La que si está conmigo es mi mami. Está sentada en la silla haciendo crucigramas. En cuanto nos han dicho que en un par de horas me metían para dentro se le ha desencajado la cara de los nervios. Ahora parece que se ha tranquilizado un poco. De vez en cuando  me pregunta que qué tal voy y vuelve a sus autodefinidos. Pobrecita. Realmente está mucho más asustada que yo.

¿Por dónde irá ya Edu?

Como decía antes, he tenido mucha suerte de encontrarle. Es mi media naranja. Mi principe azul. Se lo debo. Quiero ser el 100% de mi misma para mí y para él.

Mi vida no ha sido un camino de rosas ni mucho menos. He sufrido uno de los dolores más profundos y menos comprendidos que hay. Constantemente, desde muy pequeñita, he tenido que enfrentarme a la discriminación y al ridículo por ser como soy. Por desafiar las normas sociales de género he tenido que aguantar lo insoportable. He padecido maltratos físicos y psíquicos de mucha gente, hasta de mí misma. Pero mi familia, afortunadamente, siempre me ha apoyado. Sin ellos, estoy segura de que no hubiera tenido la suficiente fuerza para seguir adelante.
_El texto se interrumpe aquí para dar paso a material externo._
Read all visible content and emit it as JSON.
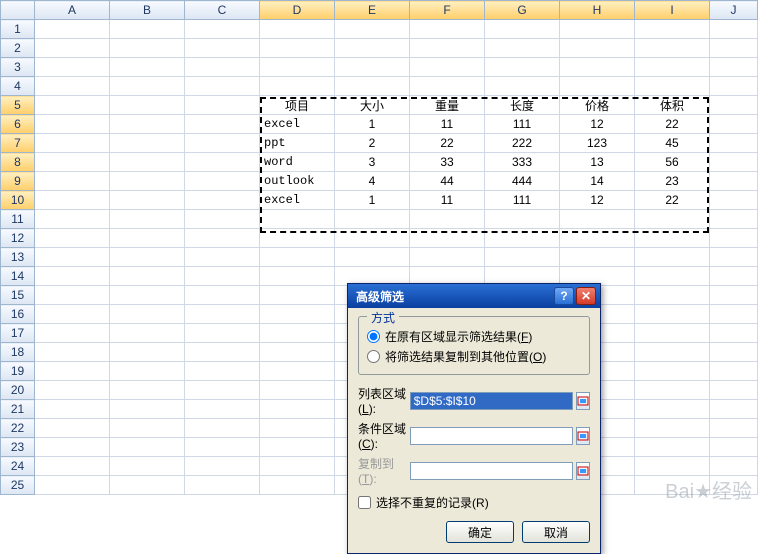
{
  "columns": [
    "A",
    "B",
    "C",
    "D",
    "E",
    "F",
    "G",
    "H",
    "I",
    "J"
  ],
  "rowCount": 25,
  "selectedColumns": [
    "D",
    "E",
    "F",
    "G",
    "H",
    "I"
  ],
  "selectedRows": [
    5,
    6,
    7,
    8,
    9,
    10
  ],
  "table": {
    "headers": [
      "项目",
      "大小",
      "重量",
      "长度",
      "价格",
      "体积"
    ],
    "rows": [
      [
        "excel",
        "1",
        "11",
        "111",
        "12",
        "22"
      ],
      [
        "ppt",
        "2",
        "22",
        "222",
        "123",
        "45"
      ],
      [
        "word",
        "3",
        "33",
        "333",
        "13",
        "56"
      ],
      [
        "outlook",
        "4",
        "44",
        "444",
        "14",
        "23"
      ],
      [
        "excel",
        "1",
        "11",
        "111",
        "12",
        "22"
      ]
    ],
    "startCol": "D",
    "startRow": 5
  },
  "dialog": {
    "title": "高级筛选",
    "mode_legend": "方式",
    "radio1": "在原有区域显示筛选结果",
    "radio1_hk": "F",
    "radio2": "将筛选结果复制到其他位置",
    "radio2_hk": "O",
    "radio_selected": 1,
    "list_label": "列表区域",
    "list_hk": "L",
    "list_value": "$D$5:$I$10",
    "cond_label": "条件区域",
    "cond_hk": "C",
    "cond_value": "",
    "copy_label": "复制到",
    "copy_hk": "T",
    "copy_value": "",
    "unique_label": "选择不重复的记录",
    "unique_hk": "R",
    "unique_checked": false,
    "ok": "确定",
    "cancel": "取消"
  },
  "watermark": "Bai★经验"
}
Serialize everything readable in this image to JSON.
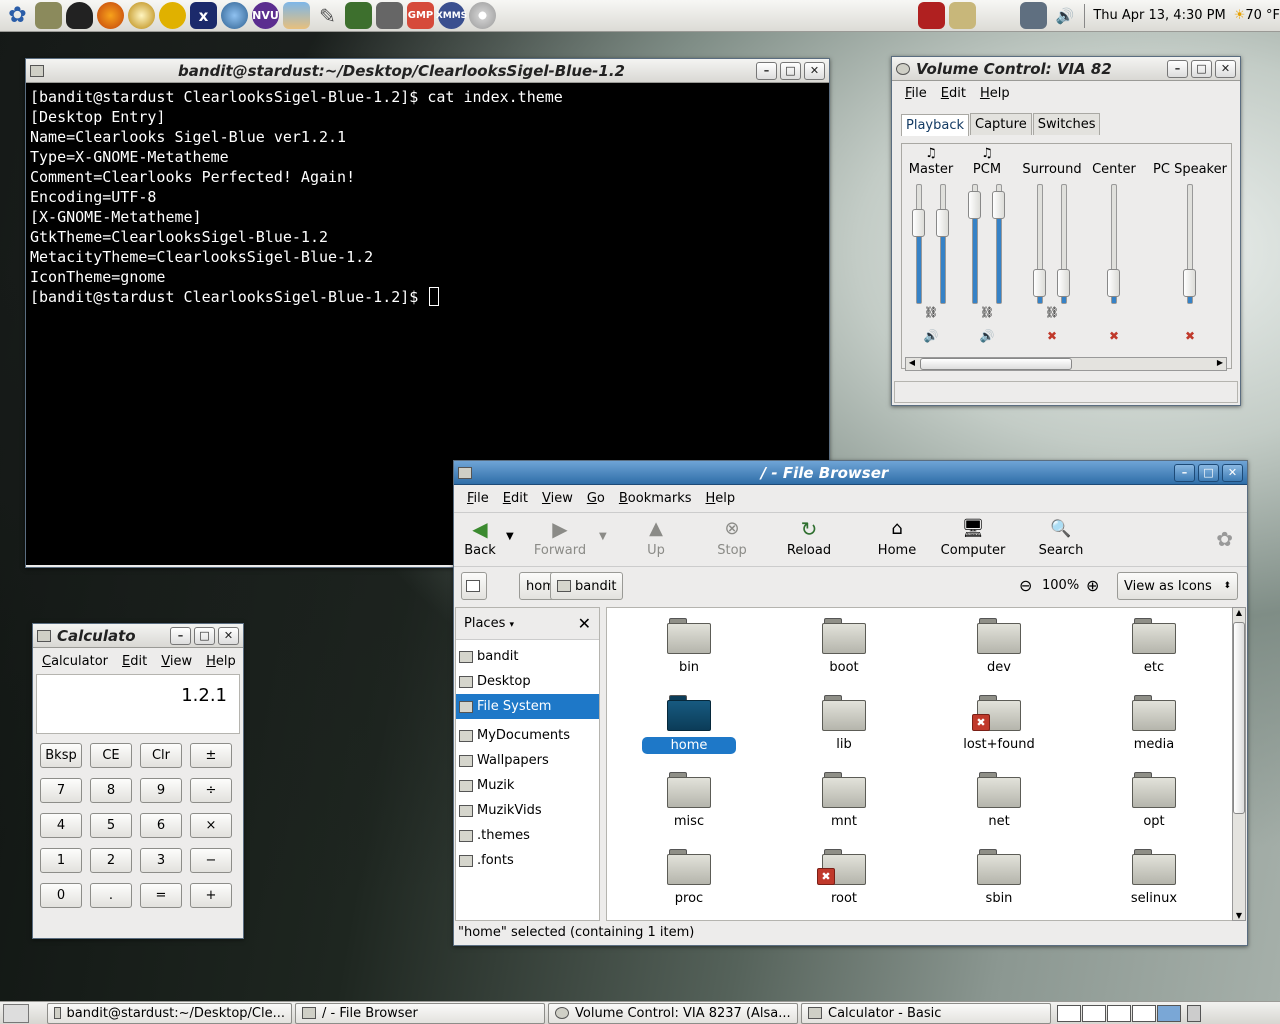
{
  "top_panel": {
    "clock": "Thu Apr 13,  4:30 PM",
    "temperature": "70 °F"
  },
  "terminal": {
    "title": "bandit@stardust:~/Desktop/ClearlooksSigel-Blue-1.2",
    "lines": [
      "[bandit@stardust ClearlooksSigel-Blue-1.2]$ cat index.theme",
      "[Desktop Entry]",
      "Name=Clearlooks Sigel-Blue ver1.2.1",
      "Type=X-GNOME-Metatheme",
      "Comment=Clearlooks Perfected! Again!",
      "Encoding=UTF-8",
      "",
      "[X-GNOME-Metatheme]",
      "GtkTheme=ClearlooksSigel-Blue-1.2",
      "MetacityTheme=ClearlooksSigel-Blue-1.2",
      "IconTheme=gnome",
      "[bandit@stardust ClearlooksSigel-Blue-1.2]$ "
    ]
  },
  "volume": {
    "title": "Volume Control: VIA 82",
    "menu": [
      "File",
      "Edit",
      "Help"
    ],
    "tabs": [
      "Playback",
      "Capture",
      "Switches"
    ],
    "channels": [
      {
        "name": "Master",
        "level_left": 0.75,
        "level_right": 0.75,
        "muted": false
      },
      {
        "name": "PCM",
        "level_left": 0.93,
        "level_right": 0.93,
        "muted": false
      },
      {
        "name": "Surround",
        "level_left": 0.15,
        "level_right": 0.15,
        "muted": true
      },
      {
        "name": "Center",
        "level_left": 0.15,
        "muted": true
      },
      {
        "name": "PC Speaker",
        "level_left": 0.15,
        "muted": true
      }
    ]
  },
  "filebrowser": {
    "title": "/ - File Browser",
    "menu": [
      "File",
      "Edit",
      "View",
      "Go",
      "Bookmarks",
      "Help"
    ],
    "toolbar": {
      "back": "Back",
      "forward": "Forward",
      "up": "Up",
      "stop": "Stop",
      "reload": "Reload",
      "home": "Home",
      "computer": "Computer",
      "search": "Search"
    },
    "path": [
      "home",
      "bandit"
    ],
    "zoom": "100%",
    "view_mode": "View as Icons",
    "places_label": "Places",
    "places": [
      "bandit",
      "Desktop",
      "File System",
      "MyDocuments",
      "Wallpapers",
      "Muzik",
      "MuzikVids",
      ".themes",
      ".fonts"
    ],
    "folders": [
      "bin",
      "boot",
      "dev",
      "etc",
      "home",
      "lib",
      "lost+found",
      "media",
      "misc",
      "mnt",
      "net",
      "opt",
      "proc",
      "root",
      "sbin",
      "selinux"
    ],
    "status": "\"home\" selected (containing 1 item)"
  },
  "calculator": {
    "title": "Calculato",
    "menu": [
      "Calculator",
      "Edit",
      "View",
      "Help"
    ],
    "display": "1.2.1",
    "buttons": [
      "Bksp",
      "CE",
      "Clr",
      "±",
      "7",
      "8",
      "9",
      "÷",
      "4",
      "5",
      "6",
      "×",
      "1",
      "2",
      "3",
      "−",
      "0",
      ".",
      "=",
      "+"
    ]
  },
  "taskbar": [
    "bandit@stardust:~/Desktop/Cle...",
    "/ - File Browser",
    "Volume Control: VIA 8237 (Alsa...",
    "Calculator  - Basic"
  ]
}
No son el rechazo y las agresiones lo que más duele. El verdadero dolor es sentir que tu cuerpo no te pertenece, que no te identificas con él. Es increíblemente fustrante experimentar que tu sexo subconsciente y tu sexo consciente están enfrentados entre sí. Las veces que atenté contra mi vida fue por ese dolor crónico y persistente, por el hecho de que me sentía fatal en mi propio cuerpo. Una sensación espantosa, que me afligía más que cualquier daño, físico o emocional que pudieran hacerme.

Poco a poco me consumía y la tristeza me devoraba cada segundo que pasaba. Cuando mi cuerpo empezó a desarrollarse decidí empezar con mi transición. No podía seguir viviendo así.

Antes de conocer a Eduardo tuve que lidiar con algún que otro personaje. Algunos chicos con los que estuve sentían que estar conmigo, de alguna manera, ponía en peligro su masculinidad y su heterosexualidad. A cambio yo recibía humillaciones, insultos, maltratos. Y lo único que hacía era amar. Claro está, a la persona equivocada.

Hace cinco años que una parte de mi mundo cambió. El hombre correcto iluminó la mitad de mi vida, y hoy mismo, se encenderá la otra mitad. Esta operación significa mucho para mí.  Cuando salga del quirófano seguiré siendo Sara  pero con mis dos sexos acordes. El físico y el mental. Por fin podré entregarme en cuerpo y alma al hombre que amo, sintiéndome completamente íntegra.

Mira, los tres hombres de mi vida acaban de aparecer por la puerta de la habitación. Mi Edu, mi padre y mi hermano. Ya estamos todos. Ahora sí estoy preparada. Hoy volveré a nacer tal y como tenía que haber nacido.